During the time of the prohibition Americans from all over visited Juárez to enjoy legal alcohol. The nightlife infrastructure built in the twenties and thirties buoyed Juárez’s entertainment industry well into the seventies. In the eighties, the city voted to enact closing hours on bars and nightclubs that previously were open 24/7, reducing the perception of Juárez as an “anything goes” kind of town. The War on Drugs throttled casual tourism as did the United States’s new passport requirement for re-entry in the wake of 9/11.
I am strolling around the market place with lots of shops and street vendors. I have a quick glimpse in the Cathedral, where Sunday service is going on. The church is fairly new and modern inside, old and traditional outside.
On Juárez Avenue I meet artist Antonio Hernández. He creates two little things for me, and I have a long lasting memory.

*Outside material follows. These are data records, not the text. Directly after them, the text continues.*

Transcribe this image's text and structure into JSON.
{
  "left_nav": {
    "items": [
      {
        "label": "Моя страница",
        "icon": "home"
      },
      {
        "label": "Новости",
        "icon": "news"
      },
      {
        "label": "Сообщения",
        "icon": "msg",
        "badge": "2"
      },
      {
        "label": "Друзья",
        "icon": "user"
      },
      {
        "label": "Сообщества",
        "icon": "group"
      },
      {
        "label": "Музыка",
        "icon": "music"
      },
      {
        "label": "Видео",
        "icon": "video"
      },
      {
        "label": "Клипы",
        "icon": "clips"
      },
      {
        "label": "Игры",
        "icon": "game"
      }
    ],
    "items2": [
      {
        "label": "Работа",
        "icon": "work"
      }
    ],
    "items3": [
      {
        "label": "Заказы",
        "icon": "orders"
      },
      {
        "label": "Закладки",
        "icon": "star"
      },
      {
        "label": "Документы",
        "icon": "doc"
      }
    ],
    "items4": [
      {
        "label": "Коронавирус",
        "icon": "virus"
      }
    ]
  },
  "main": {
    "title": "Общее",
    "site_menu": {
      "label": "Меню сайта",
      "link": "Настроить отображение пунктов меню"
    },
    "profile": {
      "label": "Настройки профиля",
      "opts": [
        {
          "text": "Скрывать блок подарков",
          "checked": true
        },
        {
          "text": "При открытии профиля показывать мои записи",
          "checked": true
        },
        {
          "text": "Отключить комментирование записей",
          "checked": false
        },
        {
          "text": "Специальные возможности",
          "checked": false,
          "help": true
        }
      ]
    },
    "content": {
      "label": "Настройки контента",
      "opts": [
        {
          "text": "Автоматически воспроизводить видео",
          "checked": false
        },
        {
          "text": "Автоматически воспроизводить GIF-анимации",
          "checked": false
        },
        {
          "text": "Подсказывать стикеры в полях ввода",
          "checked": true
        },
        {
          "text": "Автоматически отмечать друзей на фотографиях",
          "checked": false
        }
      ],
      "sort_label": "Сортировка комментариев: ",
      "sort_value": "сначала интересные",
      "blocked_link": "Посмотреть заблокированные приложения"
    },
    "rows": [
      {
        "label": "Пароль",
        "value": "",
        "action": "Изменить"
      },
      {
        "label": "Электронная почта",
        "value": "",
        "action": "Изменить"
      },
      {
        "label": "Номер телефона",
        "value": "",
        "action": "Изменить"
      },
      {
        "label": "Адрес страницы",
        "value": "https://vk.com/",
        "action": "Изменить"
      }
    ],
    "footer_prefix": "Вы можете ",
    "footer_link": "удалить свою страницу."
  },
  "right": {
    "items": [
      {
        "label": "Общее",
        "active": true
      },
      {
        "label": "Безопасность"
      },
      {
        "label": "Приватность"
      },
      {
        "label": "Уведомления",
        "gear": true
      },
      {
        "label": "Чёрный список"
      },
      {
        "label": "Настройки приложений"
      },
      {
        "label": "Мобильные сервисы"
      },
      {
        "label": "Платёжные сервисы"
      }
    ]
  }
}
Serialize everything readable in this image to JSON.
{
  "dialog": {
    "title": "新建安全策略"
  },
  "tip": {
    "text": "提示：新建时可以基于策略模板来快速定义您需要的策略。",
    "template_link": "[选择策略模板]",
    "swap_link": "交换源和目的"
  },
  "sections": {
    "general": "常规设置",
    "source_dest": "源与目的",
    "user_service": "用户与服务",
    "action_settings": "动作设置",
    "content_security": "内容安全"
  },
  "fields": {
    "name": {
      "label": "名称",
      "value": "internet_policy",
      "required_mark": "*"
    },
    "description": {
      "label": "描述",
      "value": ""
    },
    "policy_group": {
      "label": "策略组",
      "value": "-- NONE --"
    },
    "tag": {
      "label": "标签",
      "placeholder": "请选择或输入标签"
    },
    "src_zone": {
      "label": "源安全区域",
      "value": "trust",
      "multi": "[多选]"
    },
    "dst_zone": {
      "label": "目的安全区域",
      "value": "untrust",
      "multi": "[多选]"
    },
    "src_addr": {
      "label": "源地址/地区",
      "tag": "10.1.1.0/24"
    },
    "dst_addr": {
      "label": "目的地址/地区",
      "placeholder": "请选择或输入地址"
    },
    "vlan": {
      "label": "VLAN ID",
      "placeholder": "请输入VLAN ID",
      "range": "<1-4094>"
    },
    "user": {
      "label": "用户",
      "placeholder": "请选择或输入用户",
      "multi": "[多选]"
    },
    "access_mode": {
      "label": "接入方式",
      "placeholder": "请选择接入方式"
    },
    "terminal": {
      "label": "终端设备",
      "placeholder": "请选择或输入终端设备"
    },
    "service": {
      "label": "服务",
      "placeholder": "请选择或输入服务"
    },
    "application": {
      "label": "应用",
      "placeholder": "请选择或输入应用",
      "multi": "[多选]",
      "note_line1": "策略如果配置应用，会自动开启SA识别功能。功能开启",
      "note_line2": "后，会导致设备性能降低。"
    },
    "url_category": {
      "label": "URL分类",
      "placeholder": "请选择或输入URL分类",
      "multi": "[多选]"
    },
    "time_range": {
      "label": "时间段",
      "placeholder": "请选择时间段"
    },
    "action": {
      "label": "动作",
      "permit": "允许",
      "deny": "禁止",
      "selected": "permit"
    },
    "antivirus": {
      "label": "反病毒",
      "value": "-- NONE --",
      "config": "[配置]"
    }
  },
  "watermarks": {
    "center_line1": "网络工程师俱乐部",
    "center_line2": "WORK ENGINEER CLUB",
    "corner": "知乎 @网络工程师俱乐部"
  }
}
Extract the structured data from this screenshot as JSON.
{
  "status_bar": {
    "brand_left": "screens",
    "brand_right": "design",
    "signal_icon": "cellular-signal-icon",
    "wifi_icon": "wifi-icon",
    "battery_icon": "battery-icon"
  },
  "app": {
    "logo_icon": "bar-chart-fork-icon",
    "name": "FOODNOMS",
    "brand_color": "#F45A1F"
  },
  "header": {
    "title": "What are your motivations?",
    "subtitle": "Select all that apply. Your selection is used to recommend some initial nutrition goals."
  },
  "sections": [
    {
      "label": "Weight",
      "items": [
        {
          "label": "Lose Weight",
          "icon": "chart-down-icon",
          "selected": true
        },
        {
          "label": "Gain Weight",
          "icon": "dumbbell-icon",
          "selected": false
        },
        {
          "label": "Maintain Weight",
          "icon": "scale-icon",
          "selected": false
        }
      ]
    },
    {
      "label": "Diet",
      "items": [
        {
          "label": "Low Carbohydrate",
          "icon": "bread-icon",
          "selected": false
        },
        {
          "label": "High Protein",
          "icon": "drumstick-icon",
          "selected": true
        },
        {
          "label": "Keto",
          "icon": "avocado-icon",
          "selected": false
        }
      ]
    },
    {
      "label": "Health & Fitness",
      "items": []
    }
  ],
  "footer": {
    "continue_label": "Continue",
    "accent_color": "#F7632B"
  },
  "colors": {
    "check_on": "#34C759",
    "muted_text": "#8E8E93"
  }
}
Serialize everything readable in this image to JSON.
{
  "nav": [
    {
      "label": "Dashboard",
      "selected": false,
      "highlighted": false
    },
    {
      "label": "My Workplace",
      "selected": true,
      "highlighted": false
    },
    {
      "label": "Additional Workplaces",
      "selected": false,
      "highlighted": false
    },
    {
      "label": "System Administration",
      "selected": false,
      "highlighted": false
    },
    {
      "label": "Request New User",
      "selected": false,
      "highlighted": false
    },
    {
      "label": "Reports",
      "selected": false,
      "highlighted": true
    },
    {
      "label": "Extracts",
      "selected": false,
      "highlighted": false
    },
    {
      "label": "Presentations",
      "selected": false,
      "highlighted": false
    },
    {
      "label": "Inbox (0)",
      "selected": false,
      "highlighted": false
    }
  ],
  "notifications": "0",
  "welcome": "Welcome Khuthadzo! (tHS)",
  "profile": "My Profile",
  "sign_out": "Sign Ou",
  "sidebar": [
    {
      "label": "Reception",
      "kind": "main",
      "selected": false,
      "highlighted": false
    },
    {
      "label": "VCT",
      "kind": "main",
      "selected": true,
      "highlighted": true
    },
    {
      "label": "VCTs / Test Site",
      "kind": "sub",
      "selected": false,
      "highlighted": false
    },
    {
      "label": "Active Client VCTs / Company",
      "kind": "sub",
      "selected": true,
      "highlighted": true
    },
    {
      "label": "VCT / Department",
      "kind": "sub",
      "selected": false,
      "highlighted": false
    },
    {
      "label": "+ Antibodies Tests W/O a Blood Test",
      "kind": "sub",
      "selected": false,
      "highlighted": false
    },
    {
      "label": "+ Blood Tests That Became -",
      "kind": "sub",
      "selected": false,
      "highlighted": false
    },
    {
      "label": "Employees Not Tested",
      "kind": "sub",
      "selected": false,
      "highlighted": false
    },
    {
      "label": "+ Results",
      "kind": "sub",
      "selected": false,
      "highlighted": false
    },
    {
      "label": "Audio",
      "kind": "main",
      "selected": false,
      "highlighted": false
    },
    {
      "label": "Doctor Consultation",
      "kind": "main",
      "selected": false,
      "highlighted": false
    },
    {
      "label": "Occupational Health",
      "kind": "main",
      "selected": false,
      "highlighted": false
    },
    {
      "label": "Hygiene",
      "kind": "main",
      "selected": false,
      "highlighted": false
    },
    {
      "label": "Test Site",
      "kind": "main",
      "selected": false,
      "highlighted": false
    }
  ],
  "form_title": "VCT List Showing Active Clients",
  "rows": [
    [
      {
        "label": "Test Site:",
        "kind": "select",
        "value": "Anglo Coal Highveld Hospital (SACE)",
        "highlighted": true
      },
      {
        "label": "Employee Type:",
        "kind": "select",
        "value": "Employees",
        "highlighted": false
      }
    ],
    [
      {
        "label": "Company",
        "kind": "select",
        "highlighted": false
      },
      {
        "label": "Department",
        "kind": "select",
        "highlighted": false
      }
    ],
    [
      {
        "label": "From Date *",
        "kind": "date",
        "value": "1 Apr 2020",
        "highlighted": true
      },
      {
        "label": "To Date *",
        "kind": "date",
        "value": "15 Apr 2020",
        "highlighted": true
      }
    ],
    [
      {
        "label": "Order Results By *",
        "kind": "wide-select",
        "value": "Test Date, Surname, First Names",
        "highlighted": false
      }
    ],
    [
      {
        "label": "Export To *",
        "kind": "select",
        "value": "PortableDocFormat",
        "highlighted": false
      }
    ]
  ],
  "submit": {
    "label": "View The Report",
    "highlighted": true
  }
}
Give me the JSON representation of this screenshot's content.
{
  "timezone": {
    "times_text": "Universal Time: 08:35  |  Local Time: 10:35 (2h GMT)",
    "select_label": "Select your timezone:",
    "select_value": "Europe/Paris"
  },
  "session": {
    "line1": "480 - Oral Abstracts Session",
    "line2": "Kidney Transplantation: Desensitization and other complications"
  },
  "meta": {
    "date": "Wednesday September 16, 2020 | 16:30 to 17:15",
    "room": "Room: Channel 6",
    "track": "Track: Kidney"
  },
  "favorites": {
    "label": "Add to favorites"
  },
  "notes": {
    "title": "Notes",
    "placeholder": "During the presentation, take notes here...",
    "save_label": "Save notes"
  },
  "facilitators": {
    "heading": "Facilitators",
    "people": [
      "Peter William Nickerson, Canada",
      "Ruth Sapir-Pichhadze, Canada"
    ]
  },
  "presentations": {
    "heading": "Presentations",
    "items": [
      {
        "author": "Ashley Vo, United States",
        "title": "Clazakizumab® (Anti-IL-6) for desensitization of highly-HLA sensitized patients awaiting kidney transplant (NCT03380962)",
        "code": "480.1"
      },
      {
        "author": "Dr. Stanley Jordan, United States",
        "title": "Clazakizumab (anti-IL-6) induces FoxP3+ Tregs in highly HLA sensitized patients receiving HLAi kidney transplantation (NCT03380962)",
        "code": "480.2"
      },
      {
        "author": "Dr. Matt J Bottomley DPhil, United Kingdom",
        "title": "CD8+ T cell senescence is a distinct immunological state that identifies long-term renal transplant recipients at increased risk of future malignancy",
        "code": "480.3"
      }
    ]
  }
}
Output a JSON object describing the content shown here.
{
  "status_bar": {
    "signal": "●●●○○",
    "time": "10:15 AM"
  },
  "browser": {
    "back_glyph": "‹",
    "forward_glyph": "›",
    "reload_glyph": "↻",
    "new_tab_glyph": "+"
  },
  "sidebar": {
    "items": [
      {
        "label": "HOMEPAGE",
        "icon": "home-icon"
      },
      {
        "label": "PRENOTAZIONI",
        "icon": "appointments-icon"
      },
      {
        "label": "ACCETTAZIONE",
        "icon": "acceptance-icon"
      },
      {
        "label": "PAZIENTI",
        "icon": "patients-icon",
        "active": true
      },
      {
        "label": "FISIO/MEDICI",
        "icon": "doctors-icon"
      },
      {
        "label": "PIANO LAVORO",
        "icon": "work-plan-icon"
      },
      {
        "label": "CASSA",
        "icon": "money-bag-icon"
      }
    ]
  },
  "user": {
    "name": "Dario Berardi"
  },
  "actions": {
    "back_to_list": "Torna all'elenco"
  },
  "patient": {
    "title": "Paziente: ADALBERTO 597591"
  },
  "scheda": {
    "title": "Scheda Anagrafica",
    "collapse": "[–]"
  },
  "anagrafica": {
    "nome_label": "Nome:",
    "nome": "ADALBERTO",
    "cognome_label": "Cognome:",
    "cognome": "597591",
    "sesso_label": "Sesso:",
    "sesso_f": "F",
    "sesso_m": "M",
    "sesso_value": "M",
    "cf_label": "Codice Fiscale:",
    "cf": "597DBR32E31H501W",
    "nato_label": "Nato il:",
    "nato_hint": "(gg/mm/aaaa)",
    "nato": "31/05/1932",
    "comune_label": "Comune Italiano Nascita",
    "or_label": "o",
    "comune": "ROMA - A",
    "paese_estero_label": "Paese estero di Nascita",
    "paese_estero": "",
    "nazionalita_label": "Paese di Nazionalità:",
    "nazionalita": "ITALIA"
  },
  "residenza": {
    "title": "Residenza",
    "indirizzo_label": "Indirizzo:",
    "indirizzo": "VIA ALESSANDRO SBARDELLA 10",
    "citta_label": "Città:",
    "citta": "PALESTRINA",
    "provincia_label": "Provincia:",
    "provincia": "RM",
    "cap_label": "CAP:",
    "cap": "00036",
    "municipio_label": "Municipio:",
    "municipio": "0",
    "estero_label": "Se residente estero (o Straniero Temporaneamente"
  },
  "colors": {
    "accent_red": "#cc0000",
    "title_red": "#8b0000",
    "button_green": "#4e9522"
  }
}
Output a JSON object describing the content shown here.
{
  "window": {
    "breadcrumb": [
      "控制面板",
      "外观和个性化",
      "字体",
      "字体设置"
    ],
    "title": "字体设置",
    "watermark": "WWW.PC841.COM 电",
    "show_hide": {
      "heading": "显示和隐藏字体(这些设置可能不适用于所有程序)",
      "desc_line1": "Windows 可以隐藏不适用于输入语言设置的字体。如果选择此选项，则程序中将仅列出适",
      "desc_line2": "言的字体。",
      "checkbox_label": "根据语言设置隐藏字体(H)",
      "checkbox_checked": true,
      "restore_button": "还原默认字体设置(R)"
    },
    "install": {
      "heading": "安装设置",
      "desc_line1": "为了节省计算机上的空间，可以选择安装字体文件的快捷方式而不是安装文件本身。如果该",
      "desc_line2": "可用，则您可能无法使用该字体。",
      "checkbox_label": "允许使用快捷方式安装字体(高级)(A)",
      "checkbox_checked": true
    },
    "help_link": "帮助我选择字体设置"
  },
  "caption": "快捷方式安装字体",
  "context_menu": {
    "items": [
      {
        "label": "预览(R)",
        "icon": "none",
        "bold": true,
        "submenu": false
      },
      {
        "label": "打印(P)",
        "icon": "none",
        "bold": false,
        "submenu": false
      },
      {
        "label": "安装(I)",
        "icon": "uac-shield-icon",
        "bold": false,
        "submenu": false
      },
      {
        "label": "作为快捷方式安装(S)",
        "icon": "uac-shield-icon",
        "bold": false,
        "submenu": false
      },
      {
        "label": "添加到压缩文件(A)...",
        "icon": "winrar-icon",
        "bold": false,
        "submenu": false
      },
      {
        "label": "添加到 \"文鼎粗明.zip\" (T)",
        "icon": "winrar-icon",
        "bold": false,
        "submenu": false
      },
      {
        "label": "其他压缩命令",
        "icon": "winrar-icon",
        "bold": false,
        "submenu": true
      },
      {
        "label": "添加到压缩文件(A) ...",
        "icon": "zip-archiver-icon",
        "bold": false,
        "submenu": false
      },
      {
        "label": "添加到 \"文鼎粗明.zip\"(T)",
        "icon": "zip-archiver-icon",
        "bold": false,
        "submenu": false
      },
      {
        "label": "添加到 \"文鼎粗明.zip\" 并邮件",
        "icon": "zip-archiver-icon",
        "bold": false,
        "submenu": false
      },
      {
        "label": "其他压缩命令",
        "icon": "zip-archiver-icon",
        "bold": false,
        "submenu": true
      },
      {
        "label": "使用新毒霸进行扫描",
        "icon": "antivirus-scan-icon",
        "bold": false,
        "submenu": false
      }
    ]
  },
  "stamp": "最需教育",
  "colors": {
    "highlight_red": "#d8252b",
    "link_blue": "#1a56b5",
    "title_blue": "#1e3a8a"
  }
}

Before I enter the bridge again I have to pay 35 US-Cents. The immigration procedures to the US take a long time. I supposed it already. Passport check, which takes long due to my many Visa stamps from all over the world (oh, you have been to South Sudan!), a document to fill out, waiting for almost an hour to pay a fee of 6 US-Dollar. Finally, the homeland security allows me to enter into blessed USA again. I am back. What for a day!